Bupati Maryoto menambahkan, pihaknya menyadari peresmian taman nol kilometer ini kondisi pandemi Covid-19 masih melanda. Ia menegaskan wahana hiburan ini bukan sebagai tempat berkerumun orang.
Beberapa fasilitas tersedia bisa dilihat adanya space untuk pejalan kaki, ruang untuk pertunjukan musik (skala ringan.red), tempat duduk-duduk, sedangkan pada malam hari dihiasi dengan lampu sehingga semakin menambah taman ini.
“Iya benar, saya garis bawahi bukan untuk tempat berkerumun orang tapi kawasan taman ini bisa digunakan untuk giat sosial seperti penggalangan dana kemanusiaan, dan lain sebagainya,” tambahnya.
“Dengan demikian, bukan untuk mengundang massa, tapi taman ini sebagai untuk live music yang ringan-ringan saja,” imbuhnya.

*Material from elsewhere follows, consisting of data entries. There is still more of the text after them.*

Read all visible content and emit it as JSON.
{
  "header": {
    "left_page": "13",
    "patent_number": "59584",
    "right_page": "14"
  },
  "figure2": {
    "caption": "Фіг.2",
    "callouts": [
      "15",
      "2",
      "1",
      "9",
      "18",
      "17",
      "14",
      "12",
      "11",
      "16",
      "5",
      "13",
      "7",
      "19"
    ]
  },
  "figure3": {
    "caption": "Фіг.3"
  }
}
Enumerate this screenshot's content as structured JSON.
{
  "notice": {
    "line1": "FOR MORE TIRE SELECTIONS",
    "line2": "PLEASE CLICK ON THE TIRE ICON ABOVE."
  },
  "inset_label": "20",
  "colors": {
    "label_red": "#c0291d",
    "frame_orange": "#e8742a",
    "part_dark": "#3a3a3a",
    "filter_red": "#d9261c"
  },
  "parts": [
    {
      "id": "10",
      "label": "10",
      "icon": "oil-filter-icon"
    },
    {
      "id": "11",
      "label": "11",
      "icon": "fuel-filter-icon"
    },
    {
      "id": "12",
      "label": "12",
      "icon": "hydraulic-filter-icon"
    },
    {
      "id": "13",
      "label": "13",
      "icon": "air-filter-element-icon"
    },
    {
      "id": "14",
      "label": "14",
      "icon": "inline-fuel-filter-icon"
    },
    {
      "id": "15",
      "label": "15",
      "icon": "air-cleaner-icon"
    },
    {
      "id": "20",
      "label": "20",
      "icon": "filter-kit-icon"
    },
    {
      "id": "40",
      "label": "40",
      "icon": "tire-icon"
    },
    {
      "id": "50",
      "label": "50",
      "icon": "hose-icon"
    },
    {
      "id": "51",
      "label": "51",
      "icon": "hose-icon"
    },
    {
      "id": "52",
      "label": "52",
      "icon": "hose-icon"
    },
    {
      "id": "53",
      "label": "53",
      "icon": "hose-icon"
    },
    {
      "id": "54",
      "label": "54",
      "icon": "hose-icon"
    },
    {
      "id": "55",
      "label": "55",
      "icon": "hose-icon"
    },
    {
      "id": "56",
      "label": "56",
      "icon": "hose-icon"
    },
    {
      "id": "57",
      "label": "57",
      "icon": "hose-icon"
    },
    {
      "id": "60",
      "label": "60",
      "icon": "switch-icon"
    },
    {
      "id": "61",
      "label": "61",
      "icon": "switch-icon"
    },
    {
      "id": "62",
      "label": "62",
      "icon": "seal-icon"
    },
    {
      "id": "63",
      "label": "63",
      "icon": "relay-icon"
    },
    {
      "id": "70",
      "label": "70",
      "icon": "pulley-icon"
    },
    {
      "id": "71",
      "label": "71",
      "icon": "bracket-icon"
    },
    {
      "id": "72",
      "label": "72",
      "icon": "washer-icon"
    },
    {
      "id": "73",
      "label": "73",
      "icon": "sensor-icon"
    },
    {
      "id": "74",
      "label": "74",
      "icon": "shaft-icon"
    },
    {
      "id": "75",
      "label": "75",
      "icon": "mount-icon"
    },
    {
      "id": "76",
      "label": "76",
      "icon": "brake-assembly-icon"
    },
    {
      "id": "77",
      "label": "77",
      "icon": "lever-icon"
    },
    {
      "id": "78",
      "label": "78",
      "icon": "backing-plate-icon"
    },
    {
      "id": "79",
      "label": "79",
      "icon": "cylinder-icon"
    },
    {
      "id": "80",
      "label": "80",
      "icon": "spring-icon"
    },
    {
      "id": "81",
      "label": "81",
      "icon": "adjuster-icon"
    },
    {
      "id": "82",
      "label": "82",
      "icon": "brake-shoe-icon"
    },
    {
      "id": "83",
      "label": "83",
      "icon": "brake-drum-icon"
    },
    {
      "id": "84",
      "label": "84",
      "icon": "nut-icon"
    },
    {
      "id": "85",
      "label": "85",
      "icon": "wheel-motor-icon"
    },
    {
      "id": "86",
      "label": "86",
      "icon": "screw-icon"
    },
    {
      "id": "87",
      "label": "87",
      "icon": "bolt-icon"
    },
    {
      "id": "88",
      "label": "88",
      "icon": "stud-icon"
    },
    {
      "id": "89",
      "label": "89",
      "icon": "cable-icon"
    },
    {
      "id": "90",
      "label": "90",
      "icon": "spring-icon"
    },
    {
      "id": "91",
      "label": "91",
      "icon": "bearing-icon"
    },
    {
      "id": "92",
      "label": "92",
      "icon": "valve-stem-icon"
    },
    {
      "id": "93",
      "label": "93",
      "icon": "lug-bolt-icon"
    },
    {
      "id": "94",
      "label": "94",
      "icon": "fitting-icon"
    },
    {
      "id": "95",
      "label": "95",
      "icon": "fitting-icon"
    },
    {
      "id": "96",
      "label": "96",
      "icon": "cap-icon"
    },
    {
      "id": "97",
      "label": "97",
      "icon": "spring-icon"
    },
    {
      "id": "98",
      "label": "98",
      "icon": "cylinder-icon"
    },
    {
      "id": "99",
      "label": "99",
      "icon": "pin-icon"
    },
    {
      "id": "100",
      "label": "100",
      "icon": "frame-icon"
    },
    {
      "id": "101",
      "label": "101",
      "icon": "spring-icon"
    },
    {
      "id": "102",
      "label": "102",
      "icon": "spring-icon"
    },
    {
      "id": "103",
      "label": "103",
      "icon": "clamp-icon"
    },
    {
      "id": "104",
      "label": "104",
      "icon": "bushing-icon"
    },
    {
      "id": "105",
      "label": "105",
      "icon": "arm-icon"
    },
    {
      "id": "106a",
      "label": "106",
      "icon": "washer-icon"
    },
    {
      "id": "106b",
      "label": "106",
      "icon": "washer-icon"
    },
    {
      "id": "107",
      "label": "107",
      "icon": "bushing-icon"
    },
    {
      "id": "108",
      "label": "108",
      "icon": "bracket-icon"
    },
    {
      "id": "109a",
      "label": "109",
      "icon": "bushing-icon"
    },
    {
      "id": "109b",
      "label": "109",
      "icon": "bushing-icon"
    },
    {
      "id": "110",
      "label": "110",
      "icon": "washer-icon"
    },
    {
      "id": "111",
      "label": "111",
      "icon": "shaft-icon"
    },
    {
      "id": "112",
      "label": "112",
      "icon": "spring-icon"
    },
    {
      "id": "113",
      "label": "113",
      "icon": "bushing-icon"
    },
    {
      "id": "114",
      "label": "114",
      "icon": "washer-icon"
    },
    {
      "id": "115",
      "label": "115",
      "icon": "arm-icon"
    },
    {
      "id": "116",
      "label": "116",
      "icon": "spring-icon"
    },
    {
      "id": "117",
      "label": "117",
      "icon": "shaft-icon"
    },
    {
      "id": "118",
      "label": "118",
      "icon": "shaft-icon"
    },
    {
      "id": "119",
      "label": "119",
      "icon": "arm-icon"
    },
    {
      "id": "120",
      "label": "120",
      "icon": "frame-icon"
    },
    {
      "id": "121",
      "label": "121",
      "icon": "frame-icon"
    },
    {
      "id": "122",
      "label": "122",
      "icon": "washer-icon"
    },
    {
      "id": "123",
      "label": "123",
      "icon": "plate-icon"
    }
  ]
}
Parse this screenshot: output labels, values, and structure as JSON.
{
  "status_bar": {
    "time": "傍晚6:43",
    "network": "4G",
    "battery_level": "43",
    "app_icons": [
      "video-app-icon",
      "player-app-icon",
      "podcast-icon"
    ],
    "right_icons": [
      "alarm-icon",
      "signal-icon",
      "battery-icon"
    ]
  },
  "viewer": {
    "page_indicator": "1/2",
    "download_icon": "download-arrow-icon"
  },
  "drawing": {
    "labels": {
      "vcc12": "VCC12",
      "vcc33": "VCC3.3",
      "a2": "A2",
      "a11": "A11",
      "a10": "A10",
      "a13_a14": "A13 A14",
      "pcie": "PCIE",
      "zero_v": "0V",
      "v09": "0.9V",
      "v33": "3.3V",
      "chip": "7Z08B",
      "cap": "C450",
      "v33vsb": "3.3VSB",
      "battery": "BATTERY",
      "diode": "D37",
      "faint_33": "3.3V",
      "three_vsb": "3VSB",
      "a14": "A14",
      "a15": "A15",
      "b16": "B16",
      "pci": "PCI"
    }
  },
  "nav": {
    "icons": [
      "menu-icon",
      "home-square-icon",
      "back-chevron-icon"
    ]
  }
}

Yang ditonjolkan dalam taman ini, lebih lanjut Maryoto menjelaskan, sebenarnya menciptakan suatu tata ruang keindahan Tulungagung hijau di tengah kota sehingga bisa dinikmati oleh seluruh masyarakat.
“Space yang ditonjolkan itu satu space bagus bisa sebagai wahana hiburan bagi masyarakat Tulungagung,” terangnya.
“Paling penting, apa yang diberikan CSR Bank Jatim ini, ayo kita jaga dan rawat sebaik-baiknya dan bisa dimanfaatkan sebagai wahana hiburan bagi keluarga,” sambungnya.
Lebih dalam Maryoto memaparkan, taman nol kilometer ini lokasinya berbatasan dengan trotoar, namun meski begitu tidak sampai menganggu arus lalu-lintas.
“Saya pikir tidak menganggu dengan adanya taman ini, semisal seperti di Jogjakarta, Semarang juga sama dengan kita dan itu sangat bagus,” paparnya.
“Ini sudah ditata sedemikian rupa, dan nanti dalam perkembangan mengenai tata arus lalu-lintas nanti dari panitia mengurus agar lalu lintas tidak menganggu, seperti dibuat satu jalur atau bagaimana,” imbuhnya.
“Monggo (Silakan.red) bagi siapapun saja disini, mari kita nikmati taman nol kilometer Tulungagung,” tandasnya.